The matrix-matrix multiplication likes
do e=1,nel
do k=1,n
do j=1,n
do i=1,n
tmp = 0.
do l=1,n
tmp = tmp + D(i,l)*u(l,j,k,e)+D(j,l)*v(i,l,k,e)+D(k,l)*w(i,j,l,e)
enddo
m(i,j,k,e) = tmp
enddo
enddo
enddo
enddo
where typically n=4-16 and nel=10-1000. We can only obtain around maximum 20G FLOPS using pgi compilers on Tesla k20x for n=16 and nel=400.
!$acc kernels
!$acc loop gang
671: do e=1,nel
!$acc loop gang vector
673: do k=1,n
!$acc loop vector
675: do j=1,n
677: do i=1,n
tmp = 0.
679: do l=1,n
tmp = tmp + D(i,l)*u(l,j,k,e)+D(j,l)*v(i,l,k,e)+D(k,l)*w(i,j,l,e)
enddo
m(i,j,k,e) = tmp
enddo
enddo
enddo
enddo
!$acc end kernels
- In that case, should “reduction” be added on the inner-loop ?
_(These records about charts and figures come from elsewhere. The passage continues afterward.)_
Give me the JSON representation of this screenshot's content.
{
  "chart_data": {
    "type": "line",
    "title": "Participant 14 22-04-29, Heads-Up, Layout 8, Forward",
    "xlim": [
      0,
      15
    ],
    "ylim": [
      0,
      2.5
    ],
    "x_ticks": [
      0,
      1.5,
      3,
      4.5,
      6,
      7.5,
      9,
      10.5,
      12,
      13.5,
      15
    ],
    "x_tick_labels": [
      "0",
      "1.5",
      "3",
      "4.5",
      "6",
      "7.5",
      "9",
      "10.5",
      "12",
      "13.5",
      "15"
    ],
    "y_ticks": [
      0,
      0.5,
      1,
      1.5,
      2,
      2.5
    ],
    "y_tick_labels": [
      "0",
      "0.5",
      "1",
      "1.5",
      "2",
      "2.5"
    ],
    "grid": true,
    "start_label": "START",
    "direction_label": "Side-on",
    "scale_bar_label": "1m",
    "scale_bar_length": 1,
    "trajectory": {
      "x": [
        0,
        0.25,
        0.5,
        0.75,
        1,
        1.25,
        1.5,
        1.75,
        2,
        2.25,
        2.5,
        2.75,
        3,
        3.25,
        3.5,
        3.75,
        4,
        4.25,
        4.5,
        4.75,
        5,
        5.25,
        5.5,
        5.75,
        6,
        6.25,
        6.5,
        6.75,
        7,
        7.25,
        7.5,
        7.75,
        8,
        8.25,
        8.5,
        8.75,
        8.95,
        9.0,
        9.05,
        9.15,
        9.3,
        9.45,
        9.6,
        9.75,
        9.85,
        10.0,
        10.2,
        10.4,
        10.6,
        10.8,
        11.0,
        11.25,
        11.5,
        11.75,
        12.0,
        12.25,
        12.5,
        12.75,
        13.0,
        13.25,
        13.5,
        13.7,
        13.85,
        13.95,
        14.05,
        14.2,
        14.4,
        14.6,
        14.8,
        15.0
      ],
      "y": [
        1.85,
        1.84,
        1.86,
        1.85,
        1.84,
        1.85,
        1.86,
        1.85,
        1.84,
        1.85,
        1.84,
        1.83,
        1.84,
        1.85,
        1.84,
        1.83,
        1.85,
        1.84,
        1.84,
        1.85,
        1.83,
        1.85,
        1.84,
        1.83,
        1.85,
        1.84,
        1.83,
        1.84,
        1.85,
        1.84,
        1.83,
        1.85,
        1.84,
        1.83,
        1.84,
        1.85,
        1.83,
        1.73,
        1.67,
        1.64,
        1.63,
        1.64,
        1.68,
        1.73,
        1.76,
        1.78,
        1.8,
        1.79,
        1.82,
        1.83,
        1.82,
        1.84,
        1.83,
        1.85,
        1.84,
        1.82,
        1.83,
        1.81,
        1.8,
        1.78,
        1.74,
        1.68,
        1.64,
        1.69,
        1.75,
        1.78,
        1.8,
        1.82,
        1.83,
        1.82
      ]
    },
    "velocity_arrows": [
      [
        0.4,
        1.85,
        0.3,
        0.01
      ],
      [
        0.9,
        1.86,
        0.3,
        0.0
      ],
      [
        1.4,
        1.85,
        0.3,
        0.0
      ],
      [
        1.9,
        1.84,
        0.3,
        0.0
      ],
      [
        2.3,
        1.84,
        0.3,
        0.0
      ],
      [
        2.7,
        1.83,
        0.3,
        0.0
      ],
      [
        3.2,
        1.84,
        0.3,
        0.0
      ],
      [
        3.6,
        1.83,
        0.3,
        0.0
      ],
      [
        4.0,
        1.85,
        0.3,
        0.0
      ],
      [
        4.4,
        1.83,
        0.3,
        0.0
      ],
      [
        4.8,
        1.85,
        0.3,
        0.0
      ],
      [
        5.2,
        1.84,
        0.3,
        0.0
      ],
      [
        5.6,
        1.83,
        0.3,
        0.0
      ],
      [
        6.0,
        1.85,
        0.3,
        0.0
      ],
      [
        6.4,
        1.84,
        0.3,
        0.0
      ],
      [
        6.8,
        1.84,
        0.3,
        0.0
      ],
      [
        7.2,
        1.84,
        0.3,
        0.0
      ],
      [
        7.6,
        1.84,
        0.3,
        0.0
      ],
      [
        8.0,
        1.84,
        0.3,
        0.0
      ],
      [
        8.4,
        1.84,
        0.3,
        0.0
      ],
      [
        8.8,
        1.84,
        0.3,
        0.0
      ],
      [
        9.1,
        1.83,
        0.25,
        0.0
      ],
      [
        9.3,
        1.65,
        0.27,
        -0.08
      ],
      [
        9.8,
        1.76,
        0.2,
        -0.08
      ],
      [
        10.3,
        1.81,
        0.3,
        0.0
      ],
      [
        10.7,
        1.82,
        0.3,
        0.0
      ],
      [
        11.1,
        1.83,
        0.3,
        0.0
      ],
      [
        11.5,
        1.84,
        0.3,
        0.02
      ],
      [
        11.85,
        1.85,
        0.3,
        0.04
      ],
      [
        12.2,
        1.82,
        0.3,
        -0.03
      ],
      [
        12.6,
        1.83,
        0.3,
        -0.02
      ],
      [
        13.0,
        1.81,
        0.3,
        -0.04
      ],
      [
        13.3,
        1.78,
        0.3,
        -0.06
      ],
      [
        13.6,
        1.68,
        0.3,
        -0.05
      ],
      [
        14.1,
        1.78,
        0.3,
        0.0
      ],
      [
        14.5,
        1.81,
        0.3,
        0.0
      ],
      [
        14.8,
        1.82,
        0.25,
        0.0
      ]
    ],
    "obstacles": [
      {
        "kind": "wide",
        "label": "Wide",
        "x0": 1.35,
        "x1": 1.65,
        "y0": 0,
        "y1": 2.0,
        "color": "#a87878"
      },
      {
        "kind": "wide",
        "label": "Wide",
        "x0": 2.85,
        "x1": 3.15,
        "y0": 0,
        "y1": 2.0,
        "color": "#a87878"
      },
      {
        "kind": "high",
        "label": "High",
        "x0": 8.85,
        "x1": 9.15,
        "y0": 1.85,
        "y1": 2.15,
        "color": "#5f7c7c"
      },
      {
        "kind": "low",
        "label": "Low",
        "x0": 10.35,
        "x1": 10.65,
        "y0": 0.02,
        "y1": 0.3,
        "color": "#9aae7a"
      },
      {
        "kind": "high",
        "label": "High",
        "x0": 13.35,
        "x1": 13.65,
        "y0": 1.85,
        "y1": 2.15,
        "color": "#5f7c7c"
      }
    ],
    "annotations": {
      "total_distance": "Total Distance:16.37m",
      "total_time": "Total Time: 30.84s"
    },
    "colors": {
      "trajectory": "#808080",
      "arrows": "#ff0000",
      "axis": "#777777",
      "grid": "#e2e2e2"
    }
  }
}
!$ACC LOOP REDUCTION(+:tmp)
do l=1,n ! serial loop, no reductio
Even the reduction is added, the loop “do l=1,n” still is parallelized
…
671, Loop is parallelizable
673, Loop is parallelizable
675, Loop is parallelizable
677, Loop is parallelizable
679, Loop is parallelizable
…
(but performance reduced from 20G to 13G FLOGS)
2) The performance for the kernels on a Fermi GPU was obtained around 23G. Is there any way to improve the performance on K20x ? I have used the compiler flag (-ta=nvidia,5.0) and other openacc implementation have been tested, such as
!$acc kernels
do ;
do; do;
...
!$acc parallel loop collapse(4)
do;
do, do
but cannot obtain better performance.
Thanks for your assistance.
/Jing